Du côté des hommes politiques, les réactions ont bien sûr été nombreuses. « Nous sommes hors-sujet. Ce n’est pas un texte sur la liberté des universités mais sur la gouvernance des universités. La volonté et l’engagement financier ne sont pas au rendez-vous », a déclaré Alain Claeys (PS), membre de la commission des affaires culturelles. Il désigne les problèmes qui, selon l'opposition, n'ont pas été abordé dans ce projet de loi : précarité des étudiants, la réforme du premier cycle (licence), le système de recherches qui n’est pas au niveau international et l’emploi des doctorants et des post-doctorants. Le rapporteur du projet de loi, Benoist Apparu (UMP), répond à ces critiques : « C’est tout à fait normal puisque la loi sur l’autonomie des universités n’est qu’une première pierre. (...) Quatre chantiers sur ces questions-là vont s’ouvrir. Le budget 2008 verra l’augmentation du budget du ministère de l’Enseignement supérieur et de la Recherche augmenter d’un milliard d’euros, et ce tous les ans pendant cinq ans. Soit 15 milliards d’euros en 2012 ». De manière globale, l'opposition s'est élevée contre « les pouvoirs exorbitants des présidents d'université », en particulier contre des recrutements de contractuels « pour qu'ils ne se substituent pas aux enseignants chercheurs statutaires ». Valérie Pécresse a cependant répondu, au nom du Gouvernement : «  Nous ne voulons pas remplacer l'emploi statutaire, nous voulons de la souplesse (...) ce seront des emplois publics, que nous créons ». Le SNESup (Syndicat national de l'enseignement supérieur) a annoncé être en négociation avec les partis de l'opposition afin de déposer un recours contre ce projet de loi devant le Conseil constitutionnel, laissant présager d'une rentrée universitaire agitée.

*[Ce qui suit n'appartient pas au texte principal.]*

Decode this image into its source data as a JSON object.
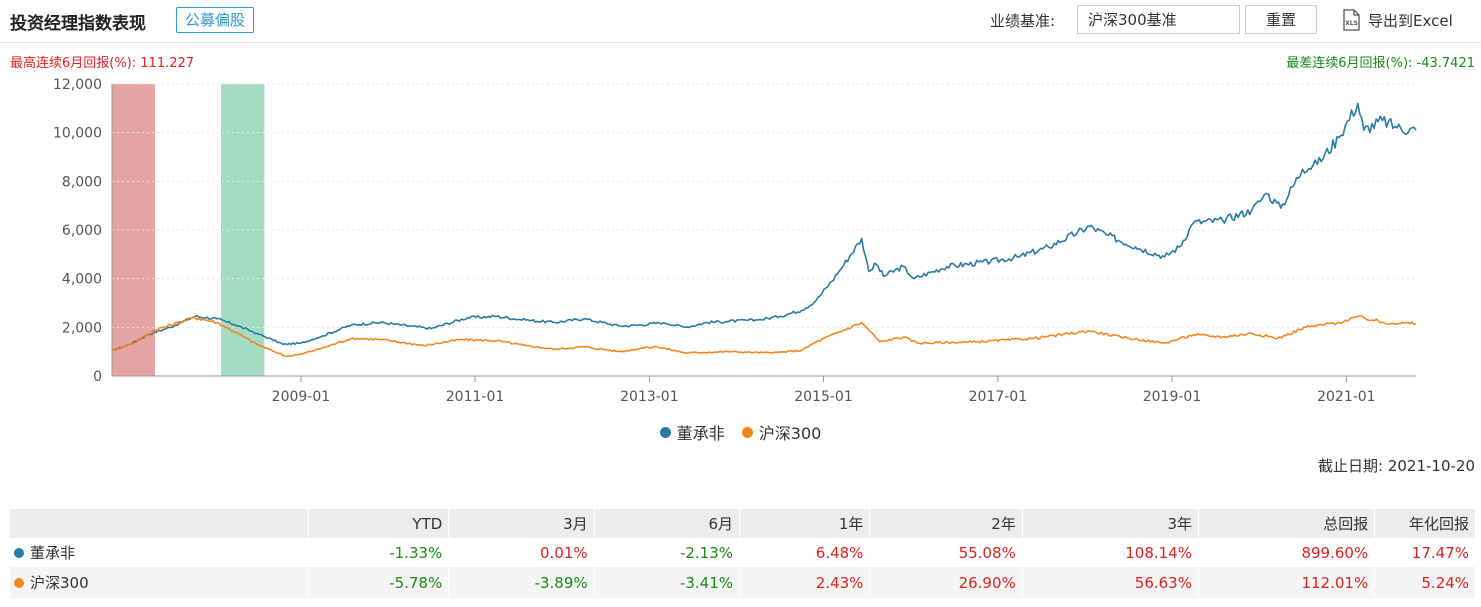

Cette réforme suscite des interrogations et des commentaires d'autres types. Ainsi, Christian Margaria, président de la Conférence des grandes écoles, indique pour sa part que si certains points du projet de loi, introduits ou non par le biais des amendements, sont discutables et ne vont sans doute pas assez loin pour être profitables, la réforme des universités est indispensable : « La nécessité de réformer l’Université pour la replacer au niveau qu’elle n’aurait jamais dû quitter est une évidence et les discussions en cours vont toujours dans le bon sens. Nous regrettons cependant la disparition de certaines dispositions du premier projet, et notamment celle qui limitait le conseil d’administration à vingt personnes, dont sept représentants du monde civil. Une disposition propre à faciliter l’employabilité des diplômés ». La CGE considère que le système français de double voie (universitaire et grandes écoles) est un atout, en particulier sur la possibilité d'émulation réciproque : « Nous soutenons totalement l’idée d’une Université française plus forte. Notre pays a la chance d’avoir deux filières d’enseignement supérieur complémentaires. Tout effort pour replacer l’Université au plus haut niveau est donc bienvenu. Et jamais cela ne nuira aux grandes écoles. Bien au contraire, tout le champ de l’enseignement supérieur français en profitera. » D'autres questions se posent aussi, comme la prise en compte des particularismes locaux de certaines universités, et en particulier pour l’université des Antilles et de la Guyane, qui ont à faire avec un contexte tout à fait différent de celui des universités métropolitaines : le tissu économique ne possèdent quasiment pas de gros investisseurs potentiels, et, d'un autre point de vue, les risques géographiques sont totalement différents (volcanisme et météorologiques). Le Gouvernement devrait cependant tenir compte de cet état pour proposer des régimes spéciaux (comme un conseil d'administration de 45 membres au lieu de 30, par exemple), un traitement qui devrait se faire par ordonnances.